Il nuovo pronunciamento è stato innescato dal ricorso della parte civile contro una sentenza del gup di Avellino, che il 28 giugno 2011 aveva dichiarato il non luogo a procedere («perché il fatto non sussiste») nei confronti di un uomo, finito sotto inchiesta per spaccio e per il reato di ‘morte come conseguenza di altro delitto’, a seguito del decesso di una persona che aveva acquistato e assunto con lui eroina.
Maurizio Gasparri e Carlo Giovanardi non hanno fatto una piega, diffondendo una nota: «La sentenza dimostra ancora una volta quanto siano pretestuose e in malafede le polemiche della sinistra sulla legge Fini-Giovanardi. L’Italia è uno dei pochi paesi che ha depenalizzato l’uso personale delle sostanze mentre ritiene reato lo spaccio: spetta alla magistratura stabilire se nel caso esaminato del consumo di gruppo siamo nell’ambito dell’una o dell’altra fattispecie». Giovanardi poi insiste: «Bisogna vedere che cosa succede in quei casi in cui un giovane acquista per altri quantità  di droga. Ho qualche dubbio che possa essere lecito che uno fa il pieno e poi lo distribuisce e in quel caso si possa parlare di uso esclusivamente personale».
La decisione di ieri avrà  conseguenze importanti sullo stato dei penitenziari della penisola. Infatti proprio questa legge, e le relative interpretazioni restrittive, hanno gonfiato le carceri fino a livelli insostenibili: «Abbiamo circa 68mila detenuti in Italia in questo momento e il 50% sono in carcere per reati legati alla droga – ha più volte sottolineato Il senatore Pd Ignazio Marino -. Il 70% di questo 50%, quindi circa 28mila persone, stanno lì per reati legati a droghe leggere. Se non ci fosse la Fini-Giovanardi avremmo la metà  dei detenuti».

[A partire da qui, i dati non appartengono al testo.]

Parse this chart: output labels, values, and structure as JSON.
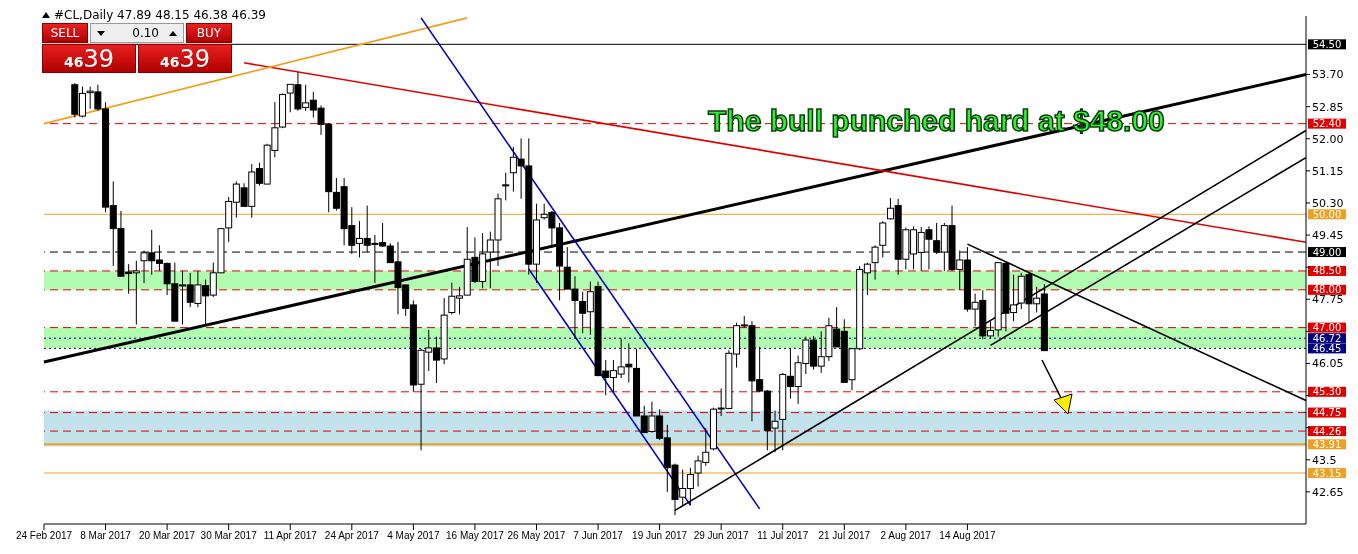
{
  "chart_data": {
    "type": "candlestick",
    "title": "#CL,Daily 47.89 48.15 46.38 46.39",
    "annotations": [
      "The bull punched hard at $48.00",
      "SELL",
      "0.10",
      "BUY",
      "46",
      "39",
      "46",
      "39"
    ],
    "categories": [
      "24 Feb 2017",
      null,
      null,
      null,
      null,
      null,
      null,
      null,
      "8 Mar 2017",
      null,
      null,
      null,
      null,
      null,
      null,
      null,
      "20 Mar 2017",
      null,
      null,
      null,
      null,
      null,
      null,
      null,
      "30 Mar 2017",
      null,
      null,
      null,
      null,
      null,
      null,
      null,
      "11 Apr 2017",
      null,
      null,
      null,
      null,
      null,
      null,
      null,
      "24 Apr 2017",
      null,
      null,
      null,
      null,
      null,
      null,
      null,
      "4 May 2017",
      null,
      null,
      null,
      null,
      null,
      null,
      null,
      "16 May 2017",
      null,
      null,
      null,
      null,
      null,
      null,
      null,
      "26 May 2017",
      null,
      null,
      null,
      null,
      null,
      null,
      null,
      "7 Jun 2017",
      null,
      null,
      null,
      null,
      null,
      null,
      null,
      "19 Jun 2017",
      null,
      null,
      null,
      null,
      null,
      null,
      null,
      "29 Jun 2017",
      null,
      null,
      null,
      null,
      null,
      null,
      null,
      "11 Jul 2017",
      null,
      null,
      null,
      null,
      null,
      null,
      null,
      "21 Jul 2017",
      null,
      null,
      null,
      null,
      null,
      null,
      null,
      "2 Aug 2017",
      null,
      null,
      null,
      null,
      null,
      null,
      null,
      "14 Aug 2017",
      null,
      null,
      null,
      null,
      null,
      null,
      null,
      null,
      null,
      null,
      null,
      null,
      null,
      null,
      null,
      null,
      null,
      null,
      null,
      null,
      null,
      null,
      null,
      null,
      null,
      null,
      null,
      null,
      null,
      null,
      null,
      null,
      null,
      null,
      null,
      null,
      null,
      null,
      null,
      null,
      null,
      null,
      null,
      null
    ],
    "ohlc": [
      null,
      null,
      null,
      null,
      [
        53.43,
        53.47,
        52.56,
        52.65
      ],
      [
        52.6,
        53.38,
        52.56,
        53.2
      ],
      [
        53.22,
        53.38,
        52.79,
        53.26
      ],
      [
        53.24,
        53.43,
        52.74,
        52.79
      ],
      [
        52.79,
        52.97,
        50.05,
        50.19
      ],
      [
        50.23,
        50.87,
        48.63,
        49.62
      ],
      [
        49.62,
        50.09,
        48.36,
        48.36
      ],
      [
        48.47,
        48.68,
        47.9,
        48.43
      ],
      [
        48.45,
        48.77,
        47.08,
        48.5
      ],
      [
        48.77,
        49.04,
        48.18,
        48.98
      ],
      [
        48.98,
        49.59,
        48.4,
        48.77
      ],
      [
        48.79,
        49.18,
        48.5,
        48.7
      ],
      [
        48.7,
        48.72,
        47.86,
        48.16
      ],
      [
        48.16,
        48.72,
        47.17,
        47.17
      ],
      [
        48.13,
        48.5,
        47.08,
        48.12
      ],
      [
        48.13,
        48.45,
        47.54,
        47.67
      ],
      [
        47.64,
        48.5,
        47.54,
        48.13
      ],
      [
        48.11,
        48.27,
        47.08,
        47.84
      ],
      [
        47.86,
        48.72,
        47.81,
        48.45
      ],
      [
        48.45,
        49.64,
        48.45,
        49.62
      ],
      [
        49.64,
        50.46,
        49.27,
        50.34
      ],
      [
        50.32,
        50.87,
        49.91,
        50.8
      ],
      [
        50.7,
        50.82,
        50.21,
        50.21
      ],
      [
        50.21,
        51.33,
        49.91,
        51.12
      ],
      [
        51.21,
        51.37,
        50.76,
        50.82
      ],
      [
        50.8,
        51.87,
        50.8,
        51.83
      ],
      [
        51.69,
        52.97,
        51.51,
        52.29
      ],
      [
        52.31,
        53.2,
        52.28,
        53.17
      ],
      [
        53.21,
        53.44,
        52.7,
        53.44
      ],
      [
        53.43,
        53.76,
        52.74,
        52.79
      ],
      [
        52.83,
        53.43,
        52.74,
        52.95
      ],
      [
        53.02,
        53.24,
        52.56,
        52.76
      ],
      [
        52.81,
        52.88,
        52.1,
        52.38
      ],
      [
        52.38,
        52.42,
        50.05,
        50.6
      ],
      [
        50.58,
        50.96,
        50.1,
        50.16
      ],
      [
        50.73,
        50.96,
        49.18,
        49.62
      ],
      [
        49.7,
        50.19,
        48.95,
        49.18
      ],
      [
        49.23,
        49.82,
        48.86,
        49.36
      ],
      [
        49.36,
        50.23,
        49.0,
        49.18
      ],
      [
        49.23,
        49.45,
        48.18,
        49.22
      ],
      [
        49.25,
        49.77,
        49.14,
        49.16
      ],
      [
        49.16,
        49.23,
        48.72,
        48.72
      ],
      [
        48.74,
        49.27,
        47.35,
        48.06
      ],
      [
        48.13,
        48.13,
        47.31,
        47.51
      ],
      [
        47.6,
        47.72,
        45.3,
        45.48
      ],
      [
        45.5,
        46.44,
        43.75,
        46.4
      ],
      [
        46.35,
        46.94,
        45.85,
        46.46
      ],
      [
        46.46,
        46.76,
        45.53,
        46.14
      ],
      [
        46.17,
        47.78,
        46.03,
        47.33
      ],
      [
        47.4,
        48.19,
        47.35,
        47.83
      ],
      [
        47.78,
        48.08,
        47.35,
        47.84
      ],
      [
        47.86,
        49.66,
        47.86,
        48.81
      ],
      [
        48.86,
        49.39,
        48.18,
        48.22
      ],
      [
        48.22,
        49.5,
        48.04,
        48.95
      ],
      [
        49.0,
        49.54,
        48.04,
        49.32
      ],
      [
        49.32,
        50.55,
        48.63,
        50.41
      ],
      [
        50.76,
        51.1,
        50.37,
        50.78
      ],
      [
        51.1,
        51.78,
        50.6,
        51.51
      ],
      [
        51.46,
        52.01,
        50.41,
        51.28
      ],
      [
        51.28,
        52.01,
        48.4,
        48.68
      ],
      [
        48.68,
        50.28,
        48.18,
        49.85
      ],
      [
        49.91,
        50.28,
        49.86,
        50.0
      ],
      [
        50.05,
        50.09,
        49.13,
        49.64
      ],
      [
        49.64,
        49.77,
        47.72,
        48.63
      ],
      [
        48.6,
        49.13,
        48.02,
        48.02
      ],
      [
        48.02,
        48.36,
        46.71,
        47.72
      ],
      [
        47.69,
        47.95,
        46.85,
        47.38
      ],
      [
        47.42,
        48.22,
        46.81,
        47.95
      ],
      [
        48.09,
        48.22,
        45.71,
        45.73
      ],
      [
        45.85,
        46.14,
        45.21,
        45.68
      ],
      [
        45.68,
        46.14,
        45.3,
        45.86
      ],
      [
        45.77,
        46.71,
        45.66,
        45.96
      ],
      [
        46.03,
        46.58,
        45.55,
        45.96
      ],
      [
        45.92,
        46.44,
        44.66,
        44.66
      ],
      [
        44.66,
        44.93,
        44.22,
        44.22
      ],
      [
        44.25,
        45.04,
        44.22,
        44.66
      ],
      [
        44.66,
        44.84,
        44.02,
        44.07
      ],
      [
        44.08,
        44.43,
        42.65,
        43.29
      ],
      [
        43.36,
        43.4,
        42.03,
        42.45
      ],
      [
        42.51,
        43.24,
        42.29,
        42.74
      ],
      [
        42.74,
        43.29,
        42.29,
        43.11
      ],
      [
        43.15,
        43.61,
        42.79,
        43.47
      ],
      [
        43.43,
        44.34,
        43.34,
        43.7
      ],
      [
        43.79,
        44.88,
        43.75,
        44.84
      ],
      [
        44.85,
        45.39,
        44.66,
        44.87
      ],
      [
        44.86,
        46.4,
        44.84,
        46.32
      ],
      [
        46.3,
        47.13,
        45.94,
        47.05
      ],
      [
        47.07,
        47.31,
        46.99,
        47.05
      ],
      [
        47.05,
        47.17,
        44.52,
        45.59
      ],
      [
        45.62,
        46.49,
        45.3,
        45.32
      ],
      [
        45.32,
        45.35,
        43.75,
        44.28
      ],
      [
        44.34,
        44.8,
        43.7,
        44.52
      ],
      [
        44.57,
        45.8,
        43.75,
        45.76
      ],
      [
        45.71,
        46.44,
        45.12,
        45.44
      ],
      [
        45.44,
        46.26,
        44.98,
        46.07
      ],
      [
        46.05,
        46.76,
        45.77,
        46.67
      ],
      [
        46.67,
        46.78,
        45.89,
        45.98
      ],
      [
        45.98,
        46.9,
        45.8,
        46.23
      ],
      [
        46.23,
        47.26,
        46.12,
        47.05
      ],
      [
        46.96,
        47.54,
        46.49,
        46.49
      ],
      [
        46.9,
        47.22,
        45.55,
        45.55
      ],
      [
        45.62,
        46.46,
        45.34,
        46.44
      ],
      [
        46.44,
        48.63,
        46.4,
        48.54
      ],
      [
        48.45,
        48.72,
        47.86,
        48.68
      ],
      [
        48.72,
        49.18,
        48.27,
        49.13
      ],
      [
        49.18,
        49.82,
        48.86,
        49.77
      ],
      [
        49.88,
        50.43,
        49.86,
        50.16
      ],
      [
        50.23,
        50.41,
        48.4,
        48.81
      ],
      [
        48.81,
        49.65,
        48.54,
        49.59
      ],
      [
        48.95,
        49.68,
        48.54,
        49.59
      ],
      [
        48.99,
        49.66,
        48.5,
        49.52
      ],
      [
        49.59,
        49.68,
        48.54,
        49.34
      ],
      [
        49.3,
        49.77,
        48.95,
        49.0
      ],
      [
        49.0,
        49.77,
        48.5,
        49.7
      ],
      [
        49.7,
        50.23,
        48.5,
        48.54
      ],
      [
        48.54,
        49.04,
        47.99,
        48.79
      ],
      [
        48.79,
        49.13,
        47.42,
        47.49
      ],
      [
        47.49,
        47.9,
        47.03,
        47.67
      ],
      [
        47.72,
        47.99,
        46.69,
        46.78
      ],
      [
        46.78,
        47.17,
        46.71,
        46.92
      ],
      [
        46.94,
        48.72,
        46.76,
        48.72
      ],
      [
        48.7,
        48.72,
        46.9,
        47.38
      ],
      [
        47.4,
        48.4,
        47.17,
        47.6
      ],
      [
        47.65,
        48.45,
        47.49,
        48.36
      ],
      [
        48.4,
        48.45,
        47.11,
        47.63
      ],
      [
        47.63,
        48.08,
        47.4,
        47.78
      ],
      [
        47.89,
        48.15,
        46.38,
        46.39
      ],
      null,
      null,
      null,
      null,
      null,
      null,
      null,
      null,
      null,
      null,
      null,
      null,
      null,
      null,
      null,
      null,
      null,
      null,
      null,
      null,
      null,
      null,
      null,
      null,
      null,
      null,
      null,
      null,
      null,
      null,
      null,
      null,
      null,
      null
    ],
    "series": [
      {
        "type": "line",
        "color": "#000000",
        "values": [
          46.09,
          null,
          null,
          null,
          null,
          null,
          null,
          null,
          null,
          null,
          null,
          null,
          null,
          null,
          null,
          null,
          null,
          null,
          null,
          null,
          null,
          null,
          null,
          null,
          null,
          null,
          null,
          null,
          null,
          null,
          null,
          null,
          null,
          null,
          null,
          null,
          null,
          null,
          null,
          null,
          null,
          null,
          null,
          null,
          null,
          null,
          null,
          null,
          null,
          null,
          null,
          null,
          null,
          null,
          null,
          null,
          null,
          null,
          null,
          null,
          null,
          null,
          null,
          null,
          null,
          null,
          null,
          null,
          null,
          null,
          null,
          null,
          null,
          null,
          null,
          null,
          null,
          null,
          null,
          null,
          null,
          null,
          null,
          null,
          null,
          null,
          null,
          null,
          null,
          null,
          null,
          null,
          null,
          null,
          null,
          null,
          null,
          null,
          null,
          null,
          null,
          null,
          null,
          null,
          null,
          null,
          null,
          null,
          null,
          null,
          null,
          null,
          null,
          null,
          null,
          null,
          null,
          null,
          null,
          null,
          null,
          null,
          null,
          null,
          null,
          null,
          null,
          null,
          null,
          null,
          null,
          null,
          null,
          null,
          null,
          null,
          null,
          null,
          null,
          null,
          null,
          null,
          null,
          null,
          null,
          null,
          null,
          null,
          null,
          null,
          null,
          null,
          null,
          null,
          null,
          null,
          null,
          null,
          null,
          null,
          null,
          null,
          null,
          null,
          53.7
        ]
      },
      {
        "type": "line",
        "color": "#e00000",
        "values": [
          null,
          null,
          null,
          null,
          null,
          null,
          null,
          null,
          null,
          null,
          null,
          null,
          null,
          null,
          null,
          null,
          null,
          null,
          null,
          null,
          null,
          null,
          null,
          null,
          null,
          null,
          54.01,
          null,
          null,
          null,
          null,
          null,
          null,
          null,
          null,
          null,
          null,
          null,
          null,
          null,
          null,
          null,
          null,
          null,
          null,
          null,
          null,
          null,
          null,
          null,
          null,
          null,
          null,
          null,
          null,
          null,
          null,
          null,
          null,
          null,
          null,
          null,
          null,
          null,
          null,
          null,
          null,
          null,
          null,
          null,
          null,
          null,
          null,
          null,
          null,
          null,
          null,
          null,
          null,
          null,
          null,
          null,
          null,
          null,
          null,
          null,
          null,
          null,
          null,
          null,
          null,
          null,
          null,
          null,
          null,
          null,
          null,
          null,
          null,
          null,
          null,
          null,
          null,
          null,
          null,
          null,
          null,
          null,
          null,
          null,
          null,
          null,
          null,
          null,
          null,
          null,
          null,
          null,
          null,
          null,
          null,
          null,
          null,
          null,
          null,
          null,
          null,
          null,
          null,
          null,
          null,
          null,
          null,
          null,
          null,
          null,
          null,
          null,
          null,
          null,
          null,
          null,
          null,
          null,
          null,
          null,
          null,
          null,
          null,
          null,
          null,
          null,
          null,
          null,
          null,
          null,
          null,
          null,
          null,
          null,
          null,
          null,
          null,
          null,
          49.26
        ]
      },
      {
        "type": "line",
        "color": "#f0a020",
        "values": [
          52.4,
          null,
          null,
          null,
          null,
          null,
          null,
          null,
          null,
          null,
          null,
          null,
          null,
          null,
          null,
          null,
          null,
          null,
          null,
          null,
          null,
          null,
          null,
          null,
          null,
          null,
          null,
          null,
          null,
          null,
          null,
          null,
          null,
          null,
          null,
          null,
          null,
          null,
          null,
          null,
          null,
          null,
          null,
          null,
          null,
          null,
          null,
          null,
          null,
          null,
          null,
          null,
          null,
          null,
          null,
          55.2,
          null,
          null,
          null,
          null,
          null,
          null,
          null,
          null,
          null,
          null,
          null,
          null,
          null,
          null,
          null,
          null,
          null,
          null,
          null,
          null,
          null,
          null,
          null,
          null,
          null,
          null,
          null,
          null,
          null,
          null,
          null,
          null,
          null,
          null,
          null,
          null,
          null,
          null,
          null,
          null,
          null,
          null,
          null,
          null,
          null,
          null,
          null,
          null,
          null,
          null,
          null,
          null,
          null,
          null,
          null,
          null,
          null,
          null,
          null,
          null,
          null,
          null,
          null,
          null,
          null,
          null,
          null,
          null,
          null,
          null,
          null,
          null,
          null,
          null,
          null,
          null,
          null,
          null,
          null,
          null,
          null,
          null,
          null,
          null,
          null,
          null,
          null,
          null,
          null,
          null,
          null,
          null,
          null,
          null,
          null,
          null,
          null,
          null,
          null,
          null,
          null,
          null,
          null,
          null,
          null,
          null,
          null,
          null,
          null
        ]
      },
      {
        "type": "line",
        "color": "#0000c0",
        "values": [
          null,
          null,
          null,
          null,
          null,
          null,
          null,
          null,
          null,
          null,
          null,
          null,
          null,
          null,
          null,
          null,
          null,
          null,
          null,
          null,
          null,
          null,
          null,
          null,
          null,
          null,
          null,
          null,
          null,
          null,
          null,
          null,
          null,
          null,
          null,
          null,
          null,
          null,
          null,
          null,
          null,
          null,
          null,
          null,
          null,
          null,
          null,
          null,
          null,
          55.2,
          null,
          null,
          null,
          null,
          null,
          null,
          null,
          null,
          null,
          null,
          null,
          null,
          null,
          null,
          null,
          null,
          null,
          null,
          null,
          null,
          null,
          null,
          null,
          null,
          null,
          null,
          null,
          null,
          null,
          null,
          null,
          null,
          null,
          null,
          null,
          null,
          null,
          null,
          null,
          null,
          null,
          null,
          null,
          42.2,
          null,
          null,
          null,
          null,
          null,
          null,
          null,
          null,
          null,
          null,
          null,
          null,
          null,
          null,
          null,
          null,
          null,
          null,
          null,
          null,
          null,
          null,
          null,
          null,
          null,
          null,
          null,
          null,
          null,
          null,
          null,
          null,
          null,
          null,
          null,
          null,
          null,
          null,
          null,
          null,
          null,
          null,
          null,
          null,
          null,
          null,
          null,
          null,
          null,
          null,
          null,
          null,
          null,
          null,
          null,
          null,
          null,
          null,
          null,
          null,
          null,
          null,
          null,
          null,
          null,
          null,
          null,
          null,
          null,
          null,
          null
        ]
      },
      {
        "type": "line",
        "color": "#0000c0",
        "values": [
          null,
          null,
          null,
          null,
          null,
          null,
          null,
          null,
          null,
          null,
          null,
          null,
          null,
          null,
          null,
          null,
          null,
          null,
          null,
          null,
          null,
          null,
          null,
          null,
          null,
          null,
          null,
          null,
          null,
          null,
          null,
          null,
          null,
          null,
          null,
          null,
          null,
          null,
          null,
          null,
          null,
          null,
          null,
          null,
          null,
          null,
          null,
          null,
          null,
          null,
          null,
          null,
          null,
          null,
          null,
          null,
          null,
          null,
          null,
          null,
          null,
          null,
          null,
          48.55,
          null,
          null,
          null,
          null,
          null,
          null,
          null,
          null,
          null,
          null,
          null,
          null,
          null,
          null,
          null,
          null,
          null,
          null,
          null,
          null,
          42.3,
          null,
          null,
          null,
          null,
          null,
          null,
          null,
          null,
          null,
          null,
          null,
          null,
          null,
          null,
          null,
          null,
          null,
          null,
          null,
          null,
          null,
          null,
          null,
          null,
          null,
          null,
          null,
          null,
          null,
          null,
          null,
          null,
          null,
          null,
          null,
          null,
          null,
          null,
          null,
          null,
          null,
          null,
          null,
          null,
          null,
          null,
          null,
          null,
          null,
          null,
          null,
          null,
          null,
          null,
          null,
          null,
          null,
          null,
          null,
          null,
          null,
          null,
          null,
          null,
          null,
          null,
          null,
          null,
          null,
          null,
          null,
          null,
          null,
          null,
          null,
          null,
          null,
          null,
          null,
          null
        ]
      },
      {
        "type": "line",
        "color": "#000000",
        "values": [
          null,
          null,
          null,
          null,
          null,
          null,
          null,
          null,
          null,
          null,
          null,
          null,
          null,
          null,
          null,
          null,
          null,
          null,
          null,
          null,
          null,
          null,
          null,
          null,
          null,
          null,
          null,
          null,
          null,
          null,
          null,
          null,
          null,
          null,
          null,
          null,
          null,
          null,
          null,
          null,
          null,
          null,
          null,
          null,
          null,
          null,
          null,
          null,
          null,
          null,
          null,
          null,
          null,
          null,
          null,
          null,
          null,
          null,
          null,
          null,
          null,
          null,
          null,
          null,
          null,
          null,
          null,
          null,
          null,
          null,
          null,
          null,
          null,
          null,
          null,
          null,
          null,
          null,
          null,
          null,
          null,
          null,
          42.16,
          null,
          null,
          null,
          null,
          null,
          null,
          null,
          null,
          null,
          null,
          null,
          null,
          null,
          null,
          null,
          null,
          null,
          null,
          null,
          null,
          null,
          null,
          null,
          null,
          null,
          null,
          null,
          null,
          null,
          null,
          null,
          null,
          null,
          null,
          null,
          null,
          null,
          null,
          null,
          null,
          null,
          null,
          null,
          null,
          null,
          null,
          null,
          null,
          null,
          null,
          null,
          null,
          null,
          null,
          null,
          null,
          null,
          null,
          null,
          null,
          null,
          null,
          null,
          null,
          null,
          null,
          null,
          null,
          null,
          null,
          null,
          null,
          null,
          null,
          null,
          null,
          null,
          null,
          null,
          null,
          null,
          52.22
        ]
      },
      {
        "type": "line",
        "color": "#000000",
        "values": [
          null,
          null,
          null,
          null,
          null,
          null,
          null,
          null,
          null,
          null,
          null,
          null,
          null,
          null,
          null,
          null,
          null,
          null,
          null,
          null,
          null,
          null,
          null,
          null,
          null,
          null,
          null,
          null,
          null,
          null,
          null,
          null,
          null,
          null,
          null,
          null,
          null,
          null,
          null,
          null,
          null,
          null,
          null,
          null,
          null,
          null,
          null,
          null,
          null,
          null,
          null,
          null,
          null,
          null,
          null,
          null,
          null,
          null,
          null,
          null,
          null,
          null,
          null,
          null,
          null,
          null,
          null,
          null,
          null,
          null,
          null,
          null,
          null,
          null,
          null,
          null,
          null,
          null,
          null,
          null,
          null,
          null,
          null,
          null,
          null,
          null,
          null,
          null,
          null,
          null,
          null,
          null,
          null,
          null,
          null,
          null,
          null,
          null,
          null,
          null,
          null,
          null,
          null,
          null,
          null,
          null,
          null,
          null,
          null,
          null,
          null,
          null,
          null,
          null,
          null,
          null,
          null,
          null,
          null,
          null,
          null,
          null,
          null,
          46.53,
          null,
          null,
          null,
          null,
          null,
          null,
          null,
          null,
          null,
          null,
          null,
          null,
          null,
          null,
          null,
          null,
          null,
          null,
          null,
          null,
          null,
          null,
          null,
          null,
          null,
          null,
          null,
          null,
          null,
          null,
          null,
          null,
          null,
          null,
          null,
          null,
          null,
          null,
          null,
          null,
          51.5
        ]
      },
      {
        "type": "line",
        "color": "#000000",
        "values": [
          null,
          null,
          null,
          null,
          null,
          null,
          null,
          null,
          null,
          null,
          null,
          null,
          null,
          null,
          null,
          null,
          null,
          null,
          null,
          null,
          null,
          null,
          null,
          null,
          null,
          null,
          null,
          null,
          null,
          null,
          null,
          null,
          null,
          null,
          null,
          null,
          null,
          null,
          null,
          null,
          null,
          null,
          null,
          null,
          null,
          null,
          null,
          null,
          null,
          null,
          null,
          null,
          null,
          null,
          null,
          null,
          null,
          null,
          null,
          null,
          null,
          null,
          null,
          null,
          null,
          null,
          null,
          null,
          null,
          null,
          null,
          null,
          null,
          null,
          null,
          null,
          null,
          null,
          null,
          null,
          null,
          null,
          null,
          null,
          null,
          null,
          null,
          null,
          null,
          null,
          null,
          null,
          null,
          null,
          null,
          null,
          null,
          null,
          null,
          null,
          null,
          null,
          null,
          null,
          null,
          null,
          null,
          null,
          null,
          null,
          null,
          null,
          null,
          null,
          null,
          null,
          null,
          null,
          null,
          null,
          49.21,
          null,
          null,
          null,
          null,
          null,
          null,
          null,
          null,
          null,
          null,
          null,
          null,
          null,
          null,
          null,
          null,
          null,
          null,
          null,
          null,
          null,
          null,
          null,
          null,
          null,
          null,
          null,
          null,
          null,
          null,
          null,
          null,
          null,
          null,
          null,
          null,
          null,
          null,
          null,
          null,
          null,
          null,
          null,
          45.07
        ]
      }
    ],
    "ylim": [
      41.8,
      55.25
    ],
    "yticks": [
      {
        "value": 42.65,
        "label": "42.65"
      },
      43.5,
      {
        "value": 44.35,
        "label": null
      },
      {
        "value": 45.2,
        "label": null
      },
      46.05,
      {
        "value": 46.9,
        "label": null
      },
      47.75,
      {
        "value": 48.6,
        "label": null
      },
      49.45,
      {
        "value": 50.3,
        "label": "50.30"
      },
      51.15,
      {
        "value": 52,
        "label": "52.00"
      },
      52.85,
      {
        "value": 53.7,
        "label": "53.70"
      }
    ],
    "ref_lines": [
      {
        "axis": "y",
        "value": 54.5,
        "label": "54.50",
        "color": "#000000",
        "line_style": "solid"
      },
      {
        "axis": "y",
        "value": 52.4,
        "label": "52.40",
        "color": "#e00000",
        "line_style": "dashed"
      },
      {
        "axis": "y",
        "value": 50,
        "label": "50.00",
        "color": "#f0a020",
        "line_style": "solid"
      },
      {
        "axis": "y",
        "value": 49,
        "label": "49.00",
        "color": "#000000",
        "line_style": "dashed"
      },
      {
        "axis": "y",
        "value": 48.5,
        "label": "48.50",
        "color": "#e00000",
        "line_style": "dashed"
      },
      {
        "axis": "y",
        "value": 48,
        "label": "48.00",
        "color": "#e00000",
        "line_style": "dashed"
      },
      {
        "axis": "y",
        "value": 47,
        "label": "47.00",
        "color": "#e00000",
        "line_style": "dashed"
      },
      {
        "axis": "y",
        "value": 46.72,
        "label": "46.72",
        "color": "#000080",
        "line_style": "dotted"
      },
      {
        "axis": "y",
        "value": 46.45,
        "label": "46.45",
        "color": "#000080",
        "line_style": "dotted"
      },
      {
        "axis": "y",
        "value": 45.3,
        "label": "45.30",
        "color": "#e00000",
        "line_style": "dashed"
      },
      {
        "axis": "y",
        "value": 44.75,
        "label": "44.75",
        "color": "#e00000",
        "line_style": "dashed"
      },
      {
        "axis": "y",
        "value": 44.26,
        "label": "44.26",
        "color": "#e00000",
        "line_style": "dashed"
      },
      {
        "axis": "y",
        "value": 43.91,
        "label": "43.91",
        "color": "#f0a020",
        "line_style": "solid"
      },
      {
        "axis": "y",
        "value": 43.15,
        "label": "43.15",
        "color": "#f0a020",
        "line_style": "solid"
      }
    ],
    "bands": [
      {
        "axis": "y",
        "from": 48,
        "to": 48.5,
        "color": "#98fb98"
      },
      {
        "axis": "y",
        "from": 46.45,
        "to": 47,
        "color": "#98fb98"
      },
      {
        "axis": "y",
        "from": 43.85,
        "to": 44.8,
        "color": "#add8e6"
      }
    ],
    "marker": "none",
    "grid": false
  }
}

La proposta di Gianfranco Fini fu presentata nel 2003, ma vide la luce solo nel 2006 grazie a un colpo di mano del sottosegretario Carlo Giovanardi: il disegno fu trasformato in maxi emendamento e inserito nel decreto legge dedicato alle Olimpiadi invernali di Torino. Secondo molti già  questo vizio iniziale implica la sua incostituzionalità .
La sentenza di ieri scardina almeno uno degli aspetti della norma che ha consentito processi e condanne per molti giovani, sulla base di un’interpretazione letterale. Spiega Franco Corleone, segretario di Forum Droghe: «La norma prevede svariate ipotesi di reato, a partire dalla detenzione ma anche la cessione a titolo gratuito, oltre alla coltivazione per uso personale. Si è fatta chiarezza finalmente sul consumo di gruppo, che porta con sé anche la cessione di droga. Il problema è che la legge Fini-Giovanardi rimane criminogena, bisogna depenalizzare la detenzione tout court».
Gli ultimi governi hanno affrontato la materia affidandosi unicamente alla repressione. La confluenza del Fondo nazionale per le tossicodipendenze in quello indistinto per le politiche sociali, falcidiato poi dai tagli fino all’irrilevanza, ha prodotto l’abbandono delle politiche territoriali di prevenzione e inserimento lavorativo.